Sie haben schon perfekt übergeleitet. Wie wichtig ist Ihnen Querdenken? Gerade, wie Sie es gerade formuliert haben, und inwieweit fließt es in das Torwarttraining mit ein?

Von außen betrachtet sehen viele den Fußball wohl so: Es gibt einen Kader mit 24 Spielern und den Trainerstab von vier Personen und das war’s. Aber im Fußball sind viel, viel, viel mehr Menschen wichtig. Viel mehr. Und die Stimmen gerade den Mitarbeitern oder den Leuten zu geben, die nicht im Fokus stehen, sondern Drumherum, im Hintergrund für den Verein arbeiten, das ist von hoher Bedeutung. Diese Stimmen sind sehr wichtig. Gerade für mich. Wie sich das im Torwarttraining widerspiegelt? Wahrscheinlich gar nicht direkt. Aber da ich durch meine Erfahrung gelernt habe diesen Menschen zuzuhören, kann ich das Aufgenommene quasi in meiner Arbeit integrieren und insofern – wenn ich die guten oder die schlechten Launen des Torhüters erkenne – darauf reagieren oder entsprechend agieren.

Also auch in Richtung Persönlichkeitsentwicklung?

Definitiv. Wenn sich der Torhüter aufregt, dass der Platz nicht perfekt gemacht worden ist und ich mich sowieso noch mehr darüber aufrege, jedoch weiß, warum der Platz nicht so gemacht werden kann wie beim FC Bayern oder Real Madrid, versuche ich mich erstmal in die Lage des Platzwartes zu versetzen und dann schließe ich eine Brücke zwischen seinem Bereich und meinem Bereich. Dann versuche ich eine gute Stimmung zu erschaffen.

 

Über das Ballett zum Fußball

Wie sind Sie überhaupt zum Fußball gekommen?

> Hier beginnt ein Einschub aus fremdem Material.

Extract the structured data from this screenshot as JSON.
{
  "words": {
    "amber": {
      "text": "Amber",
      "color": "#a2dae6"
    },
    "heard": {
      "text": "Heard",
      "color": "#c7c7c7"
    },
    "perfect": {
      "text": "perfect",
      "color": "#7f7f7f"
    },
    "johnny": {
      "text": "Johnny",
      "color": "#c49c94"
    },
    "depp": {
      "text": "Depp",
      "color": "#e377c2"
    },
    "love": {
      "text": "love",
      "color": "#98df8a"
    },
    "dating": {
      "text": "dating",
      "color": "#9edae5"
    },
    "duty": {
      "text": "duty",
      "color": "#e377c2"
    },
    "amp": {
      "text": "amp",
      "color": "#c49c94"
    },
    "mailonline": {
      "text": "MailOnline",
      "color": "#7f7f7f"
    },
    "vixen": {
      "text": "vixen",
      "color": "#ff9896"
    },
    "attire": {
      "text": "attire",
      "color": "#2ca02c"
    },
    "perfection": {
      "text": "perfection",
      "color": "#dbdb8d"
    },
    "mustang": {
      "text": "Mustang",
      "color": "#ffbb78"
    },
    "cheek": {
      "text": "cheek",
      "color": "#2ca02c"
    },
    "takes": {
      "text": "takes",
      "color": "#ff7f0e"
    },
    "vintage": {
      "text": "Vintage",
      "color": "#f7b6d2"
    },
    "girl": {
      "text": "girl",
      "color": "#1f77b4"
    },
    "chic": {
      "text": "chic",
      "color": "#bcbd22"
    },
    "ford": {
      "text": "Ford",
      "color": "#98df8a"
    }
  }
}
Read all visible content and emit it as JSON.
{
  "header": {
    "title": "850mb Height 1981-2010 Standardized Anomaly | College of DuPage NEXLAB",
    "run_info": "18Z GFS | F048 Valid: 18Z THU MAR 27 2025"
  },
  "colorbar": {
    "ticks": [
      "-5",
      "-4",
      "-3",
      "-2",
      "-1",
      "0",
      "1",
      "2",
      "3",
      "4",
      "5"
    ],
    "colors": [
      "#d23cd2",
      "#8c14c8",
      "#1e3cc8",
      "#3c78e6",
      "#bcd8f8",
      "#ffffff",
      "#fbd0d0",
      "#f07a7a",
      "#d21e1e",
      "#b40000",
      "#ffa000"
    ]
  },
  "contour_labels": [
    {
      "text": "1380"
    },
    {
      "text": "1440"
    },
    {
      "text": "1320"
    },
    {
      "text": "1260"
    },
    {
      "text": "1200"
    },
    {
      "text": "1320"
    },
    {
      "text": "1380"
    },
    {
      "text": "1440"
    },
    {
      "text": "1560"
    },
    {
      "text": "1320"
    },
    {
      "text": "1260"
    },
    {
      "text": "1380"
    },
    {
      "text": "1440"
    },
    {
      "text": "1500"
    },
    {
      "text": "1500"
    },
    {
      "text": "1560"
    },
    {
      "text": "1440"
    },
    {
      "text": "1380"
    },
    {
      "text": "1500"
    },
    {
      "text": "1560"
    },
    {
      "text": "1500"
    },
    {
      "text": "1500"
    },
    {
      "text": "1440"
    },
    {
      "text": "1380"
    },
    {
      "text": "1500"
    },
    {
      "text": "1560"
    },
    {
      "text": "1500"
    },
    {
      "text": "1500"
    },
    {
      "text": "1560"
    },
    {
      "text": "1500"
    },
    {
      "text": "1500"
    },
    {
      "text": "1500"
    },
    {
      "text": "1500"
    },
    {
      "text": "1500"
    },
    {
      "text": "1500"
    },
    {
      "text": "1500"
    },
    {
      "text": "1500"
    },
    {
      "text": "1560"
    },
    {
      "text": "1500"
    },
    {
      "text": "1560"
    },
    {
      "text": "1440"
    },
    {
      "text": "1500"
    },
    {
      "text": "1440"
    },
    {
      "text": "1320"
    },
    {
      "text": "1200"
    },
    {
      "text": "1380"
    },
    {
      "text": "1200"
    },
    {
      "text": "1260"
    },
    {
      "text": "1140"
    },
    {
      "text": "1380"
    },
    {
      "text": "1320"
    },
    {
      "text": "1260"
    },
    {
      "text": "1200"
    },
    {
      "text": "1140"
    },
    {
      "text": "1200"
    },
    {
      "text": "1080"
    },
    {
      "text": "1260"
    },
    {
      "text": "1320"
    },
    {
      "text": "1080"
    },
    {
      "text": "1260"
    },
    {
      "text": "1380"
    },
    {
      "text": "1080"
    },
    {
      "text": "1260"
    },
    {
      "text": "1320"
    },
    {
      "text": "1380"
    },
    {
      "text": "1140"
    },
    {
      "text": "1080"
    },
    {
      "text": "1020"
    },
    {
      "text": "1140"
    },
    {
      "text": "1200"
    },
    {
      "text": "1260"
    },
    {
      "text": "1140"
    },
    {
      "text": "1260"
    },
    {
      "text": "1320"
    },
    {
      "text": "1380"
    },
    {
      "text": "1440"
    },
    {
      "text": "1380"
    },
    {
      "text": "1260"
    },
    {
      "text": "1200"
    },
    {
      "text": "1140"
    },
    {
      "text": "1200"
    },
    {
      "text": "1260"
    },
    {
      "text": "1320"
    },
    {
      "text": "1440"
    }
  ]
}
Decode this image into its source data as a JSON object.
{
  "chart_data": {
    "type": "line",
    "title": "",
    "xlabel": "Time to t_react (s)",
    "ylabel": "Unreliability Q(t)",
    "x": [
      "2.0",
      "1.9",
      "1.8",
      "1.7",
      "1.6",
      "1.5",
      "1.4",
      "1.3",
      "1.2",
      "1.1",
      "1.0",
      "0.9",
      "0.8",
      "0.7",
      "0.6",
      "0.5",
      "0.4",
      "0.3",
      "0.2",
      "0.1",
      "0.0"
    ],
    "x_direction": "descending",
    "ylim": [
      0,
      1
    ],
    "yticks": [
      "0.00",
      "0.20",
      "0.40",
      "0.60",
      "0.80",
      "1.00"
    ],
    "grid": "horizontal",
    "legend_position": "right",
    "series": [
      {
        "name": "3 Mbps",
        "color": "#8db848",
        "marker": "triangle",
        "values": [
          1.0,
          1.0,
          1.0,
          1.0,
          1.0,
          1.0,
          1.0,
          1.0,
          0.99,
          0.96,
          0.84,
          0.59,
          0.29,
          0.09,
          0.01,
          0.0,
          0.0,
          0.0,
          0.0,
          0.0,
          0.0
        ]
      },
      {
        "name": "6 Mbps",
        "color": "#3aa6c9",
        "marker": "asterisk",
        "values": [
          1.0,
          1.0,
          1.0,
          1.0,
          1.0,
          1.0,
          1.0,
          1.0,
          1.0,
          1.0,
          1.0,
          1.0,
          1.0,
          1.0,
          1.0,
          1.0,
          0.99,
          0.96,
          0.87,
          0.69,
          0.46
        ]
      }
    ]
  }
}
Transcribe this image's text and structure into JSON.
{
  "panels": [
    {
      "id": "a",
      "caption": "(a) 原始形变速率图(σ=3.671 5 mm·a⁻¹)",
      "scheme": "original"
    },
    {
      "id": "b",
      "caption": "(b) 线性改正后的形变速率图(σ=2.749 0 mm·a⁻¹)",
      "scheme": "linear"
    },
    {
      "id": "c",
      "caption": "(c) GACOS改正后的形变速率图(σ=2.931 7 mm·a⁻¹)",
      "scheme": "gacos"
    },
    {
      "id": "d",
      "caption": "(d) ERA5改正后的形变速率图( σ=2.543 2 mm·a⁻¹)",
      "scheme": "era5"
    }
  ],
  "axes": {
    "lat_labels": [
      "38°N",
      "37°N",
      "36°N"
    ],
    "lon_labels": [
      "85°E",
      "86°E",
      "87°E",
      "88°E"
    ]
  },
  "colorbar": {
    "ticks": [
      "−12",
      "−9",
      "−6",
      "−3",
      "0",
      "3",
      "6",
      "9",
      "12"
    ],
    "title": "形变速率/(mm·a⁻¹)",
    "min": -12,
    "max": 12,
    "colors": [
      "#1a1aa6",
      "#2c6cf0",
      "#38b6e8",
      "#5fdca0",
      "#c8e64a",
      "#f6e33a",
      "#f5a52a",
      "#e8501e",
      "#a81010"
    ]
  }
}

Ich hatte leider mit vier Jahren einen Unfall, nach welchem mein kleiner Finger amputiert wurde. Nach der Amputation war ich als Kind in einem Schockzustand über mehrere Wochen. In der Zeit habe ich nicht gesprochen, ich war wirklich total still. Nach beliebigen Fragen meiner Eltern, vor allem von meiner Mutter, ob ich Hunger habe, ob ich Süßigkeiten möchte, Geschenke, ob ich sie liebe, habe ich keine Antwort von mir gegeben. Sie haben versucht verschiedene Therapien einzusetzen. Sie sind zum Beispiel mit mir ins Kino gegangen. Aber ich war immer traurig und durch die Amputation gekennzeichnet. Eines Tages gingen wir zum russischen Staatsballett. Ich habe gesehen, wie die Menschen elegant tanzten und angefangen zu reden. Dann brachte mich meine Mama in die Tanzschule und dann habe ich im Alter von fünf Jahren ungefähr zehn Monate lang Ballettübungen gemacht. Man sagte mir damals, dass ich sehr talentiert sei, und ich bin sehr gerne dorthin gegangen. Ich war der einzige Junge dort bei den Mädels und meine Mutter fand es toll, aber nicht bezüglich des Sports, sondern dass ich wieder angefangen habe zu reden und mich normal zu verhalten.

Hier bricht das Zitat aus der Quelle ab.